Böyle bir sektör ortalaması varken vakıf üniversitelerinde eğitimin kalitesinde gözle görülen bir düşüş de yaşanmaya başladı. Aileler bu üniversitelere dünya kadar para veriyor, çocuklarını yolluyor ama maalesef çocuklar bu üniversitelere geldikleri gibi mezun oluyor. Ben bu gençlere yemin ederim acıyorum, öyle bir vahim tablo var ki İstanbul’daki bazı üniversitelere ben bırakın çocuğumu veya kardeşimi, düşmanımın çocuğunu bile o okullara yollamam. Hem zamana yazık hem de paraya yazık. Bir üniversitenin en değerli ve en önemli sermayesi öğretmenleri yani akademisyenleridir. Gençlere onlar eğitim veriyor, üniversiteler ise seçtikleri eğitim felsefeleri ve iyi hocalarla birbirleriyle rekabet ediyor ve hem kendilerinin hem de Türkiye’nin yüksek öğretim kalitesini arttırıyorlar. Bu tabii ki teoride öyle. İstanbul’da olan üniversitelerin yüzde yetmişinden fazlası bunu yapıyor. Personeli statüsünde olan siz hoca deyin, bir başkası öğretmen desin, bir başkası da öğretim üyesi desin, özetle eğitim verenlere, onları manen ve madden mutlu edecek hiçbir girişimde bulunmuyorlar. Bunları dönem dönem yazıyorum, anlatmaya çalışıyorum. Hepsi mi öyle? Hepsi değil ama korkarım büyük bir bölümü. Yani yaklaşık yüzde yetmişi öyle. Peki aralarında iyi örnekler yok mu? Çok çok az da olsa var. İşte bugün ender rastlanan bu iyi örneklerden birinden bahsetmek istiyorum.

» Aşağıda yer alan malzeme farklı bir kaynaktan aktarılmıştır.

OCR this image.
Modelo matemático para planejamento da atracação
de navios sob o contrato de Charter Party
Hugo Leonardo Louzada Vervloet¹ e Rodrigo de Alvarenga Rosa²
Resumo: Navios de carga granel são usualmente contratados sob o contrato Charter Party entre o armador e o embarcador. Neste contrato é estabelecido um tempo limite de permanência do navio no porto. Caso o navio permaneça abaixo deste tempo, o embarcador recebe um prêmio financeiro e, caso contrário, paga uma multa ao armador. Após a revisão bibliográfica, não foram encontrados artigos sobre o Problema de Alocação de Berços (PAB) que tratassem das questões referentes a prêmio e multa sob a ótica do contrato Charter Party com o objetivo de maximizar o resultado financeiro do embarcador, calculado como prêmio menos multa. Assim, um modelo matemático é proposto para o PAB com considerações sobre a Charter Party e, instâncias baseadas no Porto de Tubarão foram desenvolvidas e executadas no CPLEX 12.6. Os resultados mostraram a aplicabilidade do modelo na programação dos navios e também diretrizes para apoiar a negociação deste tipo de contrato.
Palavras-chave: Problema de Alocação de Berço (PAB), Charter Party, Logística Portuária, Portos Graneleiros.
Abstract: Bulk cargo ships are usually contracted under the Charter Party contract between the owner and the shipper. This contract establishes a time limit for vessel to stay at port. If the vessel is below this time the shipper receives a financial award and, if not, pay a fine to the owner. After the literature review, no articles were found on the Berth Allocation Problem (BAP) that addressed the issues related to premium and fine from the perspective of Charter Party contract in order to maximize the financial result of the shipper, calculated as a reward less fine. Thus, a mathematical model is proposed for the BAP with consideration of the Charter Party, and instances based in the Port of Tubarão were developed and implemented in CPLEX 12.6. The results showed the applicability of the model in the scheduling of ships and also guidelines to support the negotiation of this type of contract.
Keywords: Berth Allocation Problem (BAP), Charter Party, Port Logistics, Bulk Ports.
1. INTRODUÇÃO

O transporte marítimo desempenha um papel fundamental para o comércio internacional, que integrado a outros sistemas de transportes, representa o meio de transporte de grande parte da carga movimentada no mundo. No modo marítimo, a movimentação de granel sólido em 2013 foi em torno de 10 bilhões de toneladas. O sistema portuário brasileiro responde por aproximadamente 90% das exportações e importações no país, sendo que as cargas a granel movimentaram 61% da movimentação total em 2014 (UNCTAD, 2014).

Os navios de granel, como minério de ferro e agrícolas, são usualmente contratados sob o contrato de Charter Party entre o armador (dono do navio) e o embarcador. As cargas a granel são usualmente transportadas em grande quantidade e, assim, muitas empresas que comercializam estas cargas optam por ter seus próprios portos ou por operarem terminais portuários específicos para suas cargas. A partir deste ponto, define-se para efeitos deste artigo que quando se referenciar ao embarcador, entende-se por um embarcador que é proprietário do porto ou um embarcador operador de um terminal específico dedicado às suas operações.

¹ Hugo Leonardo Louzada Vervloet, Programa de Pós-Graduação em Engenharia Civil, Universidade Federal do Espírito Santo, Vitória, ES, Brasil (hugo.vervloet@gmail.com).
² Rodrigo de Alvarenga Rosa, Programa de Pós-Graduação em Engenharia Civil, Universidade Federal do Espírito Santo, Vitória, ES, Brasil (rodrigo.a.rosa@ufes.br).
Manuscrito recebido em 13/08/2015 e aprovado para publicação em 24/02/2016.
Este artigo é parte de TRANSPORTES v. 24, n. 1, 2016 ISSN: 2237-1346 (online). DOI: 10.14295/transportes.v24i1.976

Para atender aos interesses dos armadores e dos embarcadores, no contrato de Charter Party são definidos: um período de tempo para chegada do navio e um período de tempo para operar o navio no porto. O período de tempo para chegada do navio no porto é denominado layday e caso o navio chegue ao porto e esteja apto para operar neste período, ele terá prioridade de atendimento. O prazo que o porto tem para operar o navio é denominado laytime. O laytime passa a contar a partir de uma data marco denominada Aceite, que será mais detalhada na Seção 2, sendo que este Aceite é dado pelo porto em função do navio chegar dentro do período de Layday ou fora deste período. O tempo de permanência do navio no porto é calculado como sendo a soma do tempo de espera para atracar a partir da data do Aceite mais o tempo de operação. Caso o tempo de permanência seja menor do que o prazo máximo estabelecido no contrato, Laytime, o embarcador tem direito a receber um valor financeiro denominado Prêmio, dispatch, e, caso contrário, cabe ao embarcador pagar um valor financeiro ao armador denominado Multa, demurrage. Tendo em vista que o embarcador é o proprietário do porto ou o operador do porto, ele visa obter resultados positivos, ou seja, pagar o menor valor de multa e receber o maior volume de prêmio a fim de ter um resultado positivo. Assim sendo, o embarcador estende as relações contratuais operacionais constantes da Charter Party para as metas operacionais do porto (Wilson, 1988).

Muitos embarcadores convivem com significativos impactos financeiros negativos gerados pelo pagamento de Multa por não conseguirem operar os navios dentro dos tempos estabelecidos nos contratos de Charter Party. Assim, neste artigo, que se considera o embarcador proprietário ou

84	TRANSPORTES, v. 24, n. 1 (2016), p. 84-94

Bana “Pes” dedirten davranış
Temeli 1972 yılında Mef Dershanelerinin kurulmasına dayanan 1996 yılında Arıkanlı Holding’in kurucusu ve başarılı eğitim girişimcisi olan İbrahim Arıkan’ın en büyük hayallerinden biri olan MEF Üniversitesi’nin geçtiğimiz hafta gerçekleştirdiği örnek bir davranışı ilgimi çekti. İbrahim Arıkan Eğitim ve Bilimsel Araştırmaları Destekleme Vakfı tarafından kurulan ve ilk öğrencilerini 2014-2015 yılında alan MEF Üniversitesi kısa sürede hem eğitim vizyonu ve disiplini hem de eğitim stratejisi ile hızlı adımlar atarak adını duyurmayı başardı. Son yıllarda bu üniversitenin adını daha sık duyar oldum. Her üniversitenin adını sık sık duyuyorum ama son iki yılda MEF Üniversitesini biraz daha farklı duymaya başladım. Herkes bu üniversite ile ilgili olumlu şeyler söylüyordu. Araştırmak istedim ve araştırdıkça da her defasında bu olumlu imajın hak edilen bir başarı olduğunu gördüm. En son geçen hafta, bu üniversite ile ilgili bir haber edindim ve “pes” dedim. Genelde olumsuz olaylar insana “oha” ya da “pes” dedirtir. Ama ben ilk kez bunu Türk akademisyenliği ve yüksek öğretim adına duyduğum olumlu bir gelişme üzerine söyledim. Neden biliyor musunuz? Çünkü o kadar olumsuz koşula alıştık ve alıştırıldık ki, güzel bir şey duyduğumuz zaman şaşırır hale geldik.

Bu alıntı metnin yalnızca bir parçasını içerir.